На третий день — прения сторон. Прокурор говорила долго и обстоятельно, перечисляя все улики, все показания, все выводы экспертиз. Она требовала десять лет. Адвокат говорил ещё дольше — про детство, про возраст, про то, что мальчик сам нуждается в помощи, а не в наказании. Что колония его не исправит, а только сделает хуже. Что есть специальные центры, психиатрические клиники, программы реабилитации. Он просил принудительное лечение. Он почти умолял.
Князев слушал и понимал, что адвокат, возможно, прав. Возможно, мальчика действительно нужно не наказывать, а лечить. Возможно, колония — не выход.
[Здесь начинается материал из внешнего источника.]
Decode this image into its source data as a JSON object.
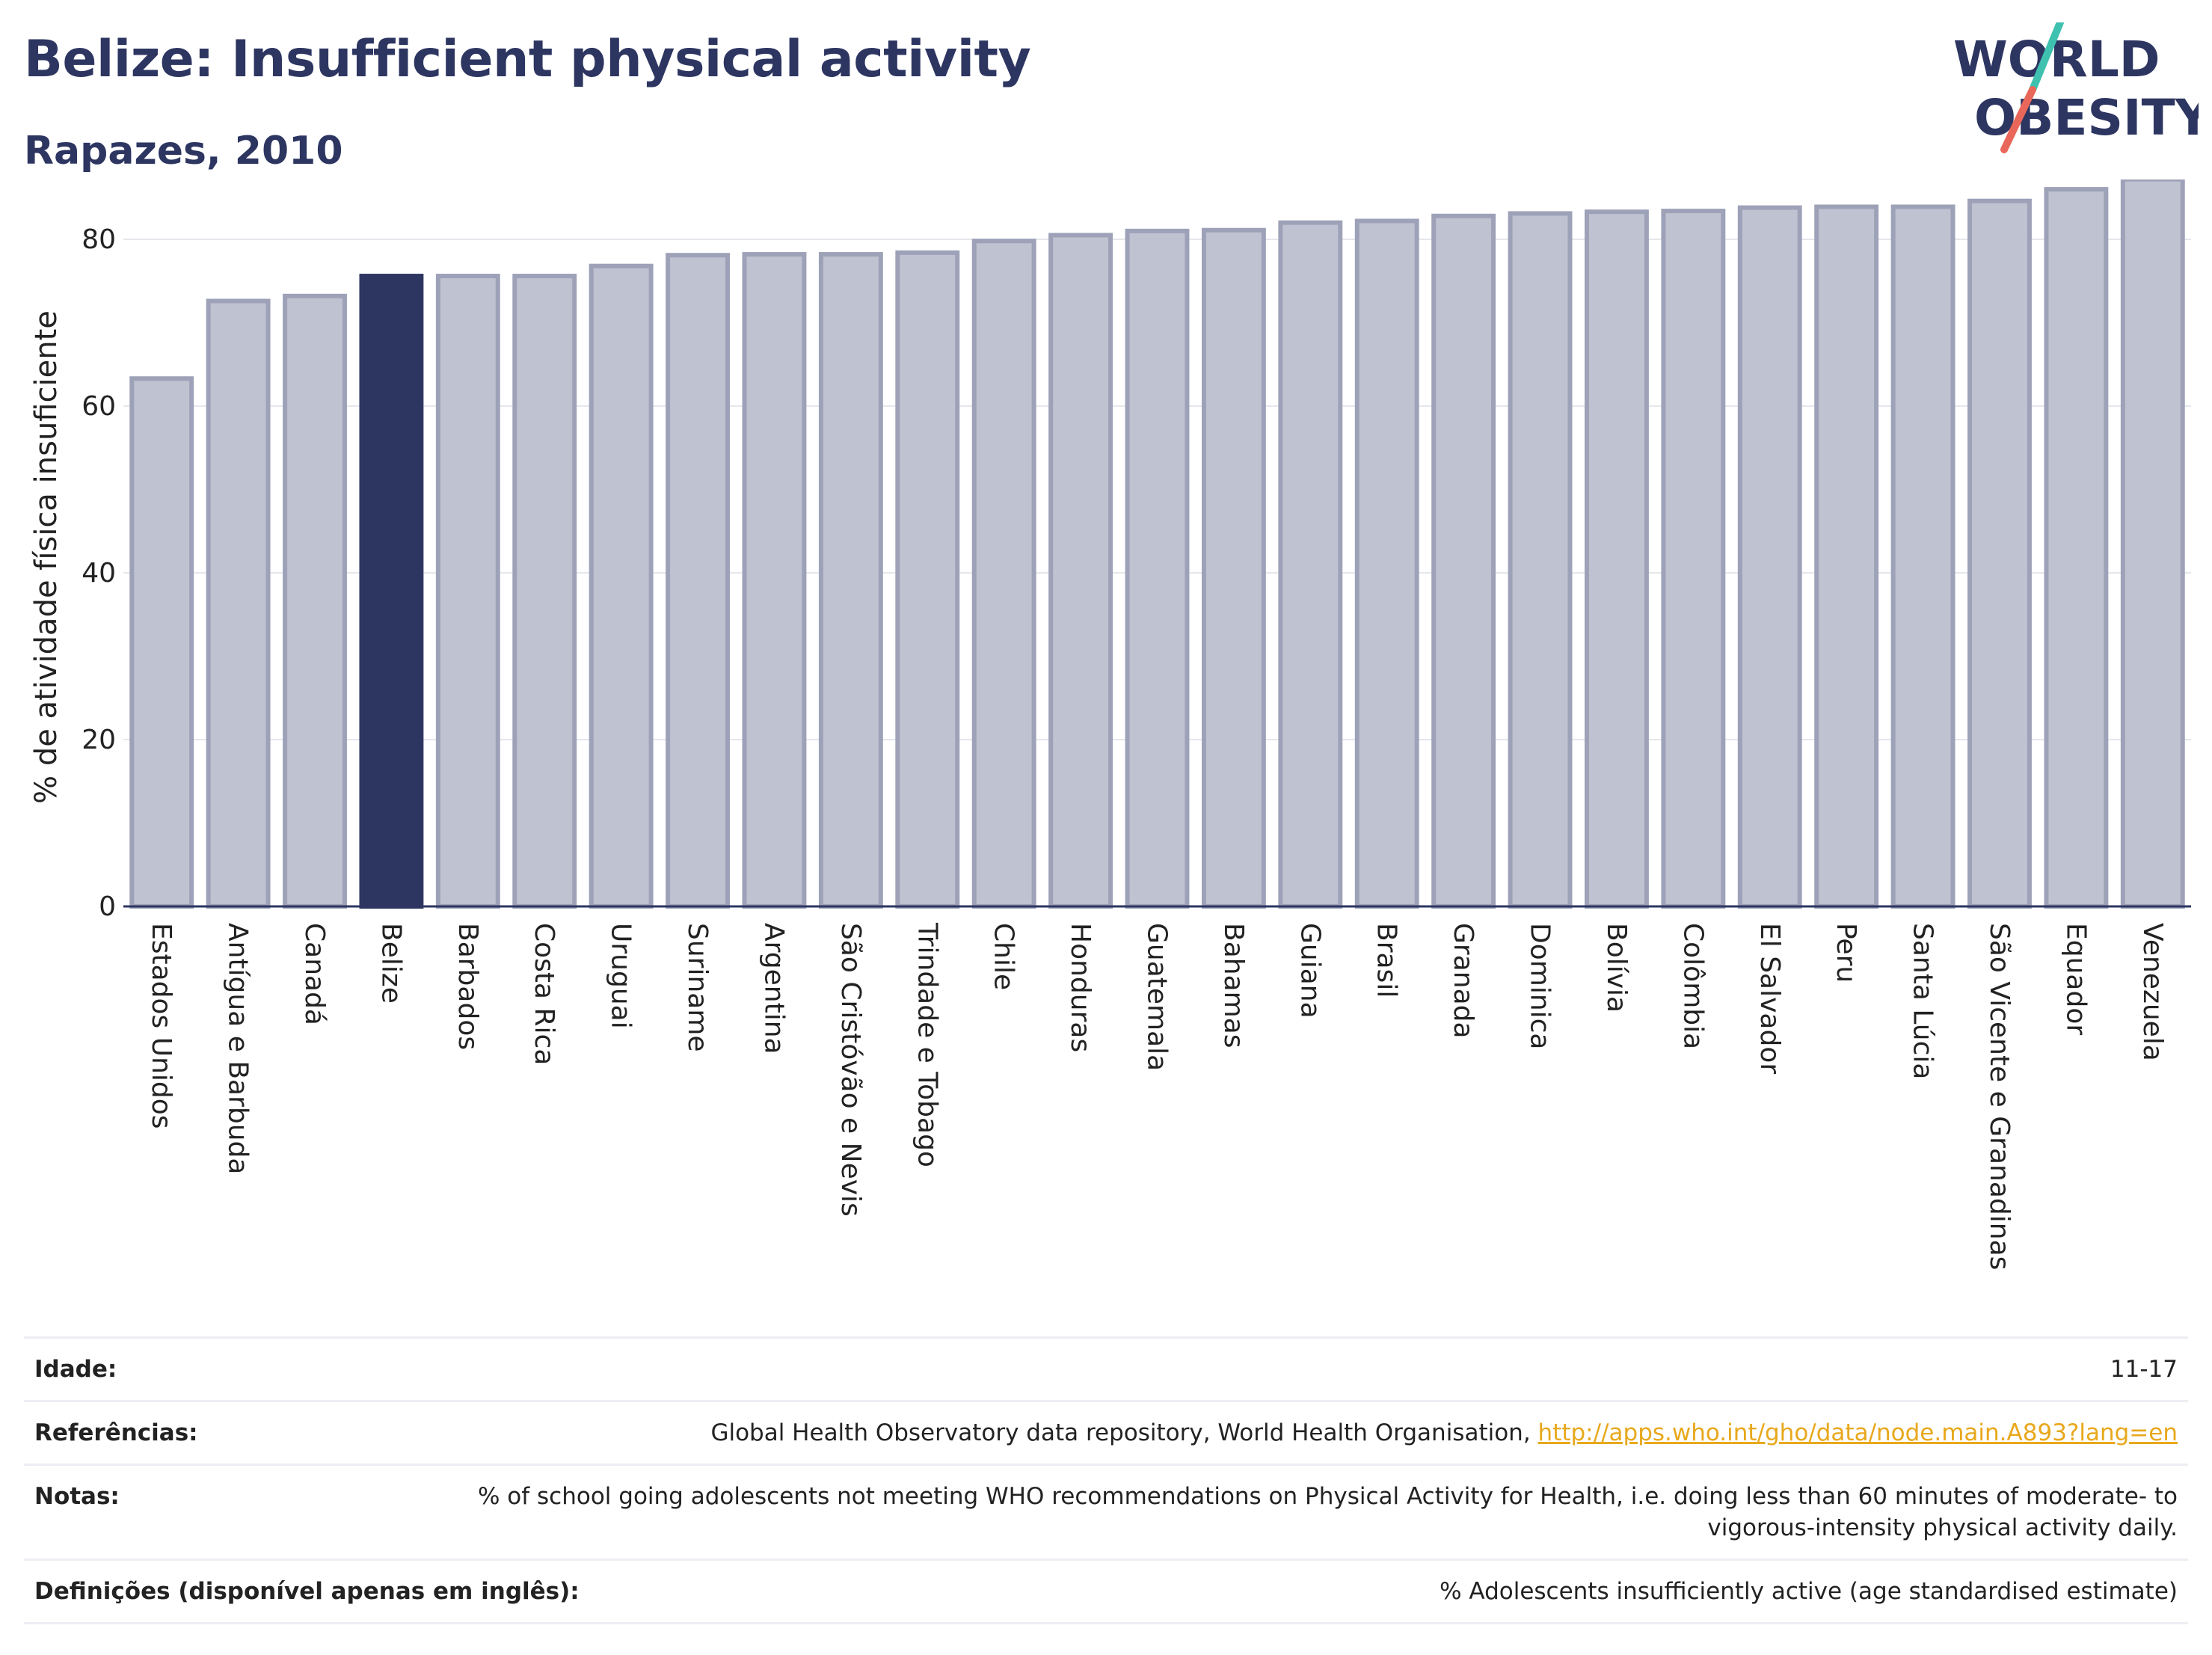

Но он также понимал другое: лечение не поможет. Нельзя вылечить отсутствие души. Нельзя научить человека чувствовать, если он родился без этой способности. И если мальчика отправят в клинику, через несколько лет он выйдет. И снова убьёт. Не потому что захочет — потому что ему снова станет интересно. И тогда на его счету будет уже две смерти. Или три. Или больше.
Последнее слово подсудимого. Мальчик встал, обвёл зал равнодушным взглядом и сказал:
— Я уже всё сказал. Мне нечего добавить.
И сел. Коротко. Сухо. Без эмоций.
Князев удалился в совещательную комнату. Там было тихо и пусто — стол, стул, графин с водой, портрет президента на стене. Он сел за стол и долго сидел, глядя в окно. Там, за окном, шёл снег — первый снег в этом году, мелкий, мокрый, почти сразу таявший на асфальте. Он смотрел на снег и думал о том, что девочка никогда не увидит снега. Никогда не поймает снежинку на ладонь. Никогда не слепит снеговика. Никогда не вырастет. Ей было шесть лет, и теперь ей всегда будет шесть.
Он думал о мальчике. О его пустых глазах. О его обкусанных ногтях. О его голосе — ровном, как линия на кардиограмме мертвеца. Он пытался найти в себе жалость к нему — и не находил. Пытался найти злость — и не находил. Была только усталость. Бесконечная, всепоглощающая усталость. И понимание того, что любой выбор будет неправильным. Отпустить — значит предать девочку. Посадить — значит, возможно, убить мальчика. Третьего варианта не было.